Traffic Light Day Time Mode:

In this mode, the use of the Pedestrian Counter is added as well as the two inputs EWPED_SW and NSPED_SW. The ‘MODE LED’ must be turned on and stays on throughout the entire Day Mode time.

The design will incorporate the following implementation:

1. Next, set the NS RGB to GREEN while the other LEDs remain in RED. Read in the logic state of the NSPED_SW switch:
   1. If ‘1’, then do the Pedestrian countdown for the NS direction and wait for 8 seconds (use the PED_Control() routine for this task). When done, go to step 2)
   2. If the input is ‘0’, then go directly to step 2)
2. Wait for 7 seconds with NS RGB still in GREEN. Then go to step 3)
3. Set the NS RGB to YELLOW and wait for 3 seconds. Go to step 4)
4. Next, change NS RGB to RED and go to step 5)
5. Check the logic state of EWLT_SW switch:
   1. If 0, go directly to step 9)
   2. If 1, there is a left-turn request. Go to step 6)
6. Turn on EWLT RGB to GREEN and leave it for 8 seconds. Afterwards, go to step 7)
7. Change EWL T RGB to YELLOW . W ait for 3 seconds and go to step 8)
8. Turn off EWLT RGB to RED. Go to step 9)
9. Turn on EW RGB to GREEN. Read in the logic of EWPED_SW switch.
   1. If ‘1’, then do the Pedestrian Countdown for the EW direction and wait for 9 seconds. When completed, go to step 10)
   2. If ‘0’, then go to step 10) directly.
10. The EW RGB is GREEN and stays for 9 seconds. Afterwards, go to step 11)
11. The EW RGB will be changed to YELLOW and it stays on for 3 seconds. Go to step 12)
12. Change EW RGB to RED. Go to step 13)
13. Check the logic state of the NSLT switch.
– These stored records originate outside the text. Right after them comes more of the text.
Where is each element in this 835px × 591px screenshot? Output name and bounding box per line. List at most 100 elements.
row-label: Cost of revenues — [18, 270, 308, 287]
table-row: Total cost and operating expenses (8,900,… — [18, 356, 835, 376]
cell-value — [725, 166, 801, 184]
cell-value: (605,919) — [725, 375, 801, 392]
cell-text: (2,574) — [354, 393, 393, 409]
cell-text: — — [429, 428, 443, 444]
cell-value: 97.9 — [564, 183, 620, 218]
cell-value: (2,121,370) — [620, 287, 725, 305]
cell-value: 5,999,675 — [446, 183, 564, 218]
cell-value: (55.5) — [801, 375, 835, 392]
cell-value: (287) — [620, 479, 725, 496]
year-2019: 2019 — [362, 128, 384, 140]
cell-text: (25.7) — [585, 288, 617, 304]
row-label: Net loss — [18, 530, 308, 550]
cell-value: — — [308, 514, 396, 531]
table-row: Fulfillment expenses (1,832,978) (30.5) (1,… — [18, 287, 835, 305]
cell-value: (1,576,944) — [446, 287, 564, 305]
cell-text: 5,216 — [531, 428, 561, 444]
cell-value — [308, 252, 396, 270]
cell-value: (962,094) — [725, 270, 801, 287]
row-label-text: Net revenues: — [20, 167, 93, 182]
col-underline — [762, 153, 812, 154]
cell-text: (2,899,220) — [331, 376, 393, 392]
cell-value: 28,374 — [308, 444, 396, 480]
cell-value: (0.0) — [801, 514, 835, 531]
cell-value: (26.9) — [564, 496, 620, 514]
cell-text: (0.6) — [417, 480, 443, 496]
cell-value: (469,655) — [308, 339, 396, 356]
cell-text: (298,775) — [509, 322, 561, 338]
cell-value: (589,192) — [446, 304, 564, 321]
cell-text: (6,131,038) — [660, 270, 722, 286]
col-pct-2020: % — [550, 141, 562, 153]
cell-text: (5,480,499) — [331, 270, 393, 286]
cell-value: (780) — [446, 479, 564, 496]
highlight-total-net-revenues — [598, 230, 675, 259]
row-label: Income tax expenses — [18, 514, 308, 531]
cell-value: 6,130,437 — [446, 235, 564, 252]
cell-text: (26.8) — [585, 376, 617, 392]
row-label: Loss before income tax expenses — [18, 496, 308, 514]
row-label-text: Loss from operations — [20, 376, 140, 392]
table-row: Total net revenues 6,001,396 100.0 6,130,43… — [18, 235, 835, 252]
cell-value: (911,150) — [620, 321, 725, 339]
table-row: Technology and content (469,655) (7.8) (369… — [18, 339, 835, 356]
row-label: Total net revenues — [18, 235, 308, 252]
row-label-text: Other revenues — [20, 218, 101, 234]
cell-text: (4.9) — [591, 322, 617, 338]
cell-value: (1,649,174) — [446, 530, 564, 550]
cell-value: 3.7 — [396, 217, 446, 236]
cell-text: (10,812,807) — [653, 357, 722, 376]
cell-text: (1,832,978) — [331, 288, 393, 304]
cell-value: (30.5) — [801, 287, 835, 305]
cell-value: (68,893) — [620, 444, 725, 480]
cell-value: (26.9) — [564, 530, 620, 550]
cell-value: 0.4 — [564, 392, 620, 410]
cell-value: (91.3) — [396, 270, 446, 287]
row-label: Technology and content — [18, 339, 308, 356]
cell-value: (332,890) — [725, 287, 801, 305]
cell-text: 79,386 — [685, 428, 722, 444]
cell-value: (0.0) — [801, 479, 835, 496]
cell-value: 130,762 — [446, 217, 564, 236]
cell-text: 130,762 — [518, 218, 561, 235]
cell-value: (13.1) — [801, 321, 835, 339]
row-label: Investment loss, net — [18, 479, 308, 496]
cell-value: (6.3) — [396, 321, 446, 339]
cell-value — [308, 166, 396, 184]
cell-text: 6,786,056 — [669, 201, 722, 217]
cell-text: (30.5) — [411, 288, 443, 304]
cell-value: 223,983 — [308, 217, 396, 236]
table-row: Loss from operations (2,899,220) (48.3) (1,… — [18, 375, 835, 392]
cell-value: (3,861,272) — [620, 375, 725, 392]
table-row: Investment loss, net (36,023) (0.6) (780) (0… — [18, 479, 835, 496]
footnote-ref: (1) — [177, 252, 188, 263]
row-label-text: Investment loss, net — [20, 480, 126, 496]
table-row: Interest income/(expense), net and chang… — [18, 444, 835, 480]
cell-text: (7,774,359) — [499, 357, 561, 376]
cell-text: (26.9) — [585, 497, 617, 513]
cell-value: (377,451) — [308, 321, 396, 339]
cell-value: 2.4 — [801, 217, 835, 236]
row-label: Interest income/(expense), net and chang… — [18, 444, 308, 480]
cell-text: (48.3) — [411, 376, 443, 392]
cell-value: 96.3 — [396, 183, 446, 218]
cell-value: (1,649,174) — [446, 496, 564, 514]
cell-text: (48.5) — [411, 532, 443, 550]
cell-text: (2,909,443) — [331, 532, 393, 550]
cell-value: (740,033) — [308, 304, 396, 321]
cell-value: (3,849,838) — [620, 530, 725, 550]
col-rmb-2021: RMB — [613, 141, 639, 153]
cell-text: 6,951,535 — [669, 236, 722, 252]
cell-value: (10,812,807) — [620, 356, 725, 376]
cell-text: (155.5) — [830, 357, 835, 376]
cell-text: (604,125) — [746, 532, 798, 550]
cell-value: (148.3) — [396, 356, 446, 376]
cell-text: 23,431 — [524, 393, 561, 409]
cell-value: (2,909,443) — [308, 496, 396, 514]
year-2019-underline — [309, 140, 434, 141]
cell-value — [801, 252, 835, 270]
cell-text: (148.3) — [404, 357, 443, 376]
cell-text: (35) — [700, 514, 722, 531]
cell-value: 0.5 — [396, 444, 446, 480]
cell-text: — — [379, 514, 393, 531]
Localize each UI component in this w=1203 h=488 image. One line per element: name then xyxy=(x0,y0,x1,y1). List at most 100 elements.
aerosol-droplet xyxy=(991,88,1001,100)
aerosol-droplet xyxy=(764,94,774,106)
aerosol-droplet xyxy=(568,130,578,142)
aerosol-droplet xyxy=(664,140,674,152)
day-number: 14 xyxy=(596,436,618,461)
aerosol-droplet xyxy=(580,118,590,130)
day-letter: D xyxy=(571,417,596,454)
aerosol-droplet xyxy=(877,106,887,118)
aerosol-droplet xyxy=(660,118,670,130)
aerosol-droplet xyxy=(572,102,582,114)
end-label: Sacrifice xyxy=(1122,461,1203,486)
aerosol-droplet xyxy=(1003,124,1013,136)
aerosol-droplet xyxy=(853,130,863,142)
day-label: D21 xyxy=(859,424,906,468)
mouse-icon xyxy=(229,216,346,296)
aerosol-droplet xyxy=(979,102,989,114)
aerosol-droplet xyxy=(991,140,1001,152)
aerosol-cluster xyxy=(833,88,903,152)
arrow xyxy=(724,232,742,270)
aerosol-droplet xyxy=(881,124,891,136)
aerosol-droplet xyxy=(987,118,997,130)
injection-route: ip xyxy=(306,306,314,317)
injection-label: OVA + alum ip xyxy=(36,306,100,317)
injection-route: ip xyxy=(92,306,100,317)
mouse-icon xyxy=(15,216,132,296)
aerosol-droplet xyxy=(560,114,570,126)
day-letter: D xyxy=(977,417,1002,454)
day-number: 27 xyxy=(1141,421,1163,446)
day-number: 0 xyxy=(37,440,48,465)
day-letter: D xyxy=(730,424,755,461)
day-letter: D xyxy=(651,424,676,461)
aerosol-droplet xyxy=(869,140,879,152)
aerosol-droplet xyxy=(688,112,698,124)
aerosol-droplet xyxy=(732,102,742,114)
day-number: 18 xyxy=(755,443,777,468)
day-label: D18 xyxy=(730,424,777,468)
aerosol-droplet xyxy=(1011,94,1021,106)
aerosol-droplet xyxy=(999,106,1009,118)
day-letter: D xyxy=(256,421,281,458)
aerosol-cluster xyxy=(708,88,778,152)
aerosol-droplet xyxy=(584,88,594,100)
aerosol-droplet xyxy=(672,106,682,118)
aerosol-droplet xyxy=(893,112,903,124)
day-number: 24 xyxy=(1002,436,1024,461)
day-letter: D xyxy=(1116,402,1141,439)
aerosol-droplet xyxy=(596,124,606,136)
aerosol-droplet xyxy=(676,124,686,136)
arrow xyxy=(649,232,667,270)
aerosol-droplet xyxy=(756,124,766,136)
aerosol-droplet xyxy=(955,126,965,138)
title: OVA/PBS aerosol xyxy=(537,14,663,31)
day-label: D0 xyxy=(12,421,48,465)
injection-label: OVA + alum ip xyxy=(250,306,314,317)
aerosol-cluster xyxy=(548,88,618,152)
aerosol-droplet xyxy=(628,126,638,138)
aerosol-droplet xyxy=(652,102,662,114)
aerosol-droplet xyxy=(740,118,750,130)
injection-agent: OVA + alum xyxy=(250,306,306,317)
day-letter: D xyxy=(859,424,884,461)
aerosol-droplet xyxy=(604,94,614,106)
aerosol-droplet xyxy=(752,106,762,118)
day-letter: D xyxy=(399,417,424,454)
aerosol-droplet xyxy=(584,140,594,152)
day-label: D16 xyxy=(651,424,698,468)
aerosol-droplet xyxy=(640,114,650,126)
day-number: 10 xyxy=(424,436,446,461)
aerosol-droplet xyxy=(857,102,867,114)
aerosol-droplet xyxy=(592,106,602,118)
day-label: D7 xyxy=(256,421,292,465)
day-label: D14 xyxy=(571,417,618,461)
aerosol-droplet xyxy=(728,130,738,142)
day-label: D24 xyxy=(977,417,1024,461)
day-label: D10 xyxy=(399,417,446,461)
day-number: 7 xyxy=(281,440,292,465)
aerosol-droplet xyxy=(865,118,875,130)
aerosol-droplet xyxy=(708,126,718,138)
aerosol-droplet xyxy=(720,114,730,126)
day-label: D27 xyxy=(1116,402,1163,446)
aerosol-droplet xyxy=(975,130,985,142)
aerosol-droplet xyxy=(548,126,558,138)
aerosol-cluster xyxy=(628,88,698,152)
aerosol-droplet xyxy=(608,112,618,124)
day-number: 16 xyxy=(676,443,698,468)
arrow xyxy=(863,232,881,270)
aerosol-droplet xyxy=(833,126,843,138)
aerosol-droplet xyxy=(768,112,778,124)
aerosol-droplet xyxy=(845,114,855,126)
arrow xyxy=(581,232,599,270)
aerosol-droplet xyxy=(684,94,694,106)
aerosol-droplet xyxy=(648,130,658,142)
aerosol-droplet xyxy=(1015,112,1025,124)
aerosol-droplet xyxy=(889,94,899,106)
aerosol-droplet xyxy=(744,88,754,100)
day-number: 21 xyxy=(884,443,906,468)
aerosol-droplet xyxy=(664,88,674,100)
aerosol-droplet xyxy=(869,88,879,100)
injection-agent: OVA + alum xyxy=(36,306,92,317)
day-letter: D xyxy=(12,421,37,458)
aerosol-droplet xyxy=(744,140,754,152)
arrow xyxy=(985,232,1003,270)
    a. If 0, go directly to step 17)
    b. If 1, there is a left-turn request. Go to step 14)

14. Turn on NSLT RGB to GREEN and leave it on for 8 seconds. Afterwards, go to step 15)

15. Change NSLT RGB to YELLOW. Wait for 3 seconds. Go to step 16)

16. Turn NSLT RGB to RED. Go to step 17) 17) This completes the sequence of Day_Mode().